Clean Works ensures that those who use needles have access to clean needles, thus reducing the transmission of blood diseases such as AIDS and Hep C. In the beginning, Logie recalls, it was controversial and some only wanted the truck to be available in one certain place. Now, however, the truck is legally able to move to more places, Logie says, "to get the product to the people where they are." 

Logie says he believes that politicians and community activists have to be willing to take risks and try things, and hopefully make only small mistakes that you are able to learn from. "People who have never had the chance to serve in government are losing the courage," Logie says. "The most pervasive reason why people say no [to change] is either a) they don't know anything about it or even if they know something, b) they're afraid of it without ever really investigating."

Logie quotes British Prime Minister Benjamin Disraeli who said, "People prefer a familiar problem to an unfamiliar solution." If you don't like something, Logie says you have to tell him why. And if the truth is someone is scared or ignorant of an issue, they won't admit that, so they'll give you what Logie calls "bullshit." This same statement applies just as much to decriminalization as another idea he's passionate about -- getting electric street cars downtown. "We could do it if we wanted to do it because they did it here 100 year ago," he reminds me.

Logie says he believes government decisions should be made on scientific truth, and that he's not a pessimist, hoping the next generation will learn from the shortcomings of the prior one. His love and hope for Grand Rapids is still just as strong as it was when he held office, and surveying the current downtown landscape compared to the vapid one he remembers years ago, one might think he'd be proud of his contribution to the city's recent history. But when asked if there's anything he would go back and change, anything he wishes he had handled differently, he says without hesitation, "Racism."

Logie's mother died when he was 13 years old and he was raised by his family's African American housekeeper, Helena. Prior to his mother's passing, she'd been sick and unable to care for her own children. It was Helena that took care of him as a boy. Logie went to a school he describes as "lily white," saying the only two black children were the children of the Bissell family's servants. Whenever anyone spoke of race as "us and them," Logie could not place the woman he considered a mother in the "them" category. Despite a lack of diversity in his school environment, he feels blessed by those experiences to help him understand and combat white privilege. Helena passed away in the 90s, and Logie tears up to remember her funeral.

"Racism is endemic in this country, but it's at its worst in big cities," he says. "It is so pervasive and costs us so much money and lost time.

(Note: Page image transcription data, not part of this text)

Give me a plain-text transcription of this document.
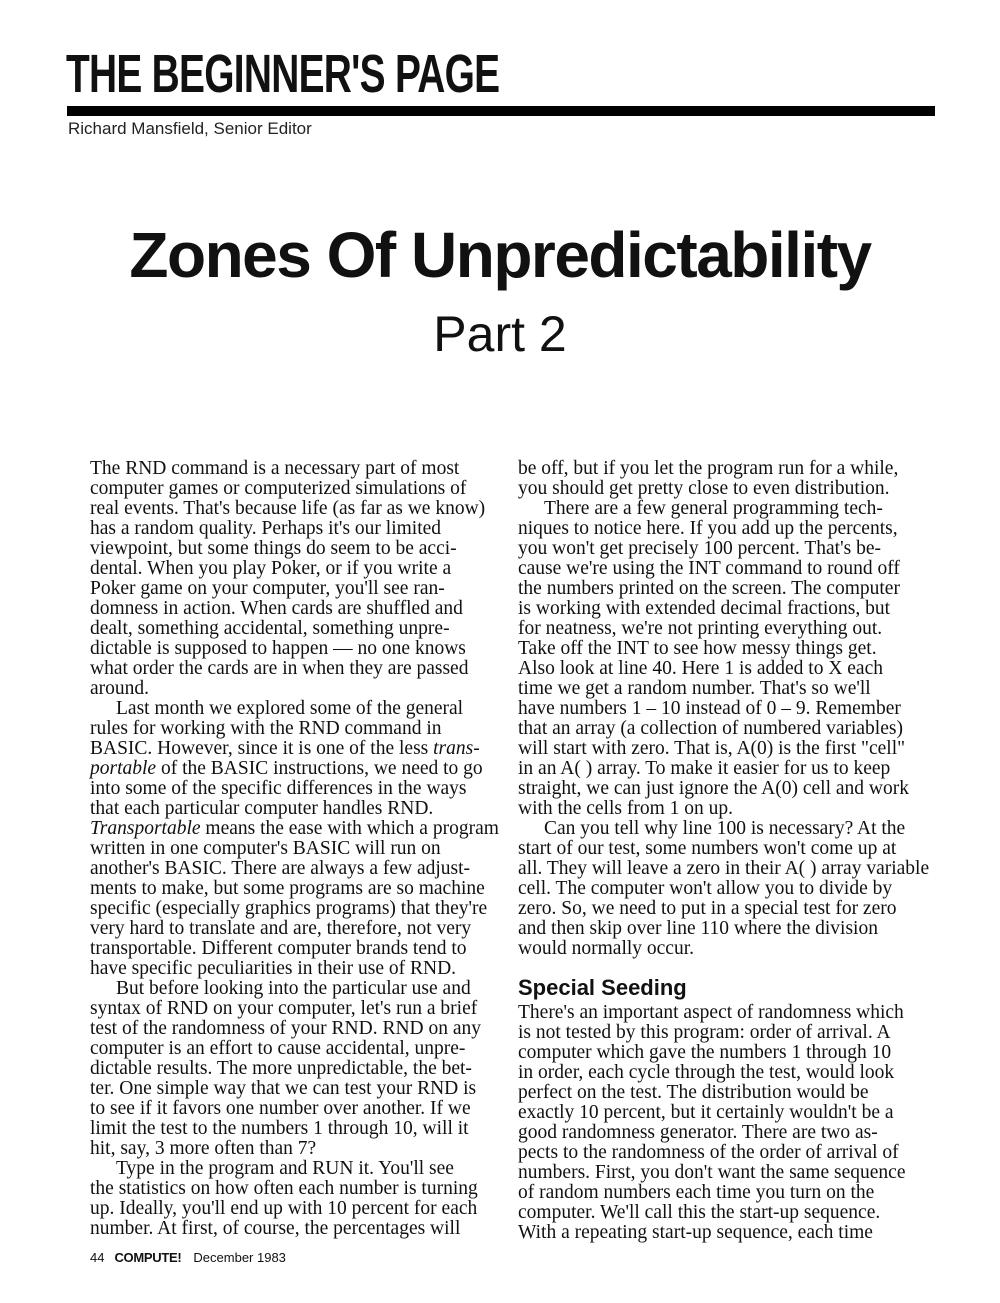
THE BEGINNER'S PAGE
Richard Mansfield, Senior Editor
Zones Of Unpredictability
Part 2
The RND command is a necessary part of most
computer games or computerized simulations of
real events. That's because life (as far as we know)
has a random quality. Perhaps it's our limited
viewpoint, but some things do seem to be acci-
dental. When you play Poker, or if you write a
Poker game on your computer, you'll see ran-
domness in action. When cards are shuffled and
dealt, something accidental, something unpre-
dictable is supposed to happen — no one knows
what order the cards are in when they are passed
around.
Last month we explored some of the general
rules for working with the RND command in
BASIC. However, since it is one of the less trans-
portable of the BASIC instructions, we need to go
into some of the specific differences in the ways
that each particular computer handles RND.
Transportable means the ease with which a program
written in one computer's BASIC will run on
another's BASIC. There are always a few adjust-
ments to make, but some programs are so machine
specific (especially graphics programs) that they're
very hard to translate and are, therefore, not very
transportable. Different computer brands tend to
have specific peculiarities in their use of RND.
But before looking into the particular use and
syntax of RND on your computer, let's run a brief
test of the randomness of your RND. RND on any
computer is an effort to cause accidental, unpre-
dictable results. The more unpredictable, the bet-
ter. One simple way that we can test your RND is
to see if it favors one number over another. If we
limit the test to the numbers 1 through 10, will it
hit, say, 3 more often than 7?
Type in the program and RUN it. You'll see
the statistics on how often each number is turning
up. Ideally, you'll end up with 10 percent for each
number. At first, of course, the percentages will
be off, but if you let the program run for a while,
you should get pretty close to even distribution.
There are a few general programming tech-
niques to notice here. If you add up the percents,
you won't get precisely 100 percent. That's be-
cause we're using the INT command to round off
the numbers printed on the screen. The computer
is working with extended decimal fractions, but
for neatness, we're not printing everything out.
Take off the INT to see how messy things get.
Also look at line 40. Here 1 is added to X each
time we get a random number. That's so we'll
have numbers 1 – 10 instead of 0 – 9. Remember
that an array (a collection of numbered variables)
will start with zero. That is, A(0) is the first "cell"
in an A( ) array. To make it easier for us to keep
straight, we can just ignore the A(0) cell and work
with the cells from 1 on up.
Can you tell why line 100 is necessary? At the
start of our test, some numbers won't come up at
all. They will leave a zero in their A( ) array variable
cell. The computer won't allow you to divide by
zero. So, we need to put in a special test for zero
and then skip over line 110 where the division
would normally occur.
Special Seeding
There's an important aspect of randomness which
is not tested by this program: order of arrival. A
computer which gave the numbers 1 through 10
in order, each cycle through the test, would look
perfect on the test. The distribution would be
exactly 10 percent, but it certainly wouldn't be a
good randomness generator. There are two as-
pects to the randomness of the order of arrival of
numbers. First, you don't want the same sequence
of random numbers each time you turn on the
computer. We'll call this the start-up sequence.
With a repeating start-up sequence, each time
44 COMPUTE! December 1983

If we could just find a way to not judge people when meeting them and denigrating them because of their color…" He pauses and says the hardest part about solving racism is that you're talking about changing peoples' hearts and minds, and some of the most radical segregationists don't even think they're exhibiting racist behavior. "They've used their power, money and prestige to isolate themselves as much as possible."

Logie continues to be a powerful voice in Grand Rapids politics and an active community member. He continues to use his skills as a lawyer to impact current political policy, and maintains an opinionated passion in the city he loves. He will tell you he's proud to live in a "diverse neighborhood," and will tell you the history of every building near his home on Cherry Street, where he lives with his wife Susan. He says she's just as beautiful today as the day he met her.

J. Bennett Rylah is the Managing Editor of Rapid Growth Media.


John Logie is the former mayor of Grand Rapids.